Global Arc

Independent Study in the student's area of interest. The work must be conducted under the supervision of a faculty member and must result in a final paper. Permission of advisor and instructor are required. Open to sophomores and juniors. Must fill out Independent Study form.

Independent research in the student's area of interest. The work must be conducted under the supervision of a faculty member, and must result in a final paper. Students must obtain prior approval of a faculty member to serve as research advisor, and Hand in to E-211 E-Quad the Independent Research Proposal Project form signed by your advisor and the dept representative. Open to sophomores and juniors.

How does innovation apply to issues of broad scale and scope affecting long term harmony between the built and natural environment? These significant topics have big impacts: from ongoing access to safe drinking water, to creating where we live and work, to climate concerns. Because of their nature and stakeholders, these issues pose special challenges and policy considerations. Class will explore: What distinguishes innovation for the built and natural environment? What roles do civil and environmental engineers play? Other disciplines? What frameworks and tools are useful? How do human, organizational and institutional factors matter?

This course is an opportunity to reimagine engineering as a liberatory and collective practice that challenges systems of domination, inequality and environmental exploitation in cities. Interdisciplinary readings and films on topics ranging from urban water systems to algorithmic policing will examine how social and environmental injustices in cities have been produced or reinforced through engineering designs while also exploring new frameworks for designing just cities. Students will put these frameworks into practice by participating in a conceptual design studio, focused on the radical redesign of urban infrastructures and technologies.

This course introduces the topics with basic definitions of measurement and monitoring, monitoring activities and entities, and with various available and emerging monitoring technologies. The fundamental criteria for applications on concrete, steel and composite materials are elaborated, and basics on data interpretation and analysis for both static and dynamic monitoring are presented. Finally, methods applicable to large spectrum of civil structures, such as bridges, buildings, geo-structures, and large structures are developed. Prerequisites: CEE 205 or CEE 312 or CEE 361, or permission from the lecturer

The course presents a methodology to understand/analyze complex structures based on a careful study of the flow of forces, structural shapes and structural systems. This methodology, which is especially useful in the conceptual design phase, is developed with tools such as Graphic Statics and Maxwell's Theorem. 2D shapes (beam grids or slabs) and 3D shapes (domes, vaults, cylinder, shells, cable nets) are studied. The learning is based on real structures (e.g. modern iconic footbridges to classic structures).

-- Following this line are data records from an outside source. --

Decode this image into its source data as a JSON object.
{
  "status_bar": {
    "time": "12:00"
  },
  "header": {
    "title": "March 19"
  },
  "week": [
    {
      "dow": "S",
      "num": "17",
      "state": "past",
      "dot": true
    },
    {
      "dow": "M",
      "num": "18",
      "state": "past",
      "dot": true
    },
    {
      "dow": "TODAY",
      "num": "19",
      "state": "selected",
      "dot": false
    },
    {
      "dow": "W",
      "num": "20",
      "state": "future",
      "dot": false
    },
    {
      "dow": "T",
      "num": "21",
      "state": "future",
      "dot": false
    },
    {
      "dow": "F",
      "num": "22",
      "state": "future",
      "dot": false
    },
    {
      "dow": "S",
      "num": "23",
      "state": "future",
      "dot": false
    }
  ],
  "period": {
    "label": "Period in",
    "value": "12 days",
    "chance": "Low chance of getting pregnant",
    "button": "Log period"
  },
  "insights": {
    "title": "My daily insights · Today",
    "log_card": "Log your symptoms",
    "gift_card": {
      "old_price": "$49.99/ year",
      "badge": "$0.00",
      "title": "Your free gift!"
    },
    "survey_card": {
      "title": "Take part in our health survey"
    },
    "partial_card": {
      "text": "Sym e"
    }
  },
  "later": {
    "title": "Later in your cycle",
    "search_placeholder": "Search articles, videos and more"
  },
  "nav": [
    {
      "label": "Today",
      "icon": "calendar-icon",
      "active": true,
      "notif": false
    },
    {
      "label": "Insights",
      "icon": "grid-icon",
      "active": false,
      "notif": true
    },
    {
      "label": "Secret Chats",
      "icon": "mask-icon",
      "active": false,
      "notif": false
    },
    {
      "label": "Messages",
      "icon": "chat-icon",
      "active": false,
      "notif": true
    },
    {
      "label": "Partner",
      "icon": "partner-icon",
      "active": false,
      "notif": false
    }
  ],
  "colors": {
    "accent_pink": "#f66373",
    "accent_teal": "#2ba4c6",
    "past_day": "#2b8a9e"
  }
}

This course will address the sources, transport, chemical transformation, and sink of air pollution on local to global scales. Air pollutants to be studied include trace gas species as well as aerosol particles such as aqueous sulfates, organics, soot, nitrogen-containing particulates, and mineral particles. Concepts address in the class include chemical reactions important to photochemical smog, aerosol particles physics and chemistry (e.g nucleation , growth, deliquensence), acid precipitation , and multiphase chemistry in clouds.

Fundamentals of probabilistic risk analysis. Stochastic modeling of hazards. Estimation of extremes. Vulnerability modeling of natural and built environment. Evaluation of failure chances and consequences. Reliability analysis. Decision analysis and risk management. Case studies involving natural hazards, including earthquakes, extreme wind, rainfall flooding, storm surge, hurricanes, and climate change, and their induced damage and economic losses. Not open to freshmen. Prerequisites: Basic probability and statistics course.

This course will focus on the structural design of buildings and is open to students of engineering and of architecture who meet the prerequisites. The course will culminate in a major building design project incorporating knowledge and skills acquired in earlier course work. Structural design is considered from concept development to the completion of detailed design while incorporating appropriate engineering standards and multiple realistic constraints. Open to Seniors Only. Prerequisites: both CEE 312 and CEE 366, or permission from the instructor.

The design of bridges is considered from the conceptual phase up to the final design phase. The following issues are addressed in this course: types of bridges, design codes, computer modeling of bridges, seismic analysis and design, seismic retrofit design, inspection, maintenance and rehabilitation of bridges, movable bridges, bridge aerodynamics, organization of a typical engineering firm, marketing for engineering work. Several computer codes are used in this course. Prerequisite: CEE 366 or CEE 361, or instructor's permission.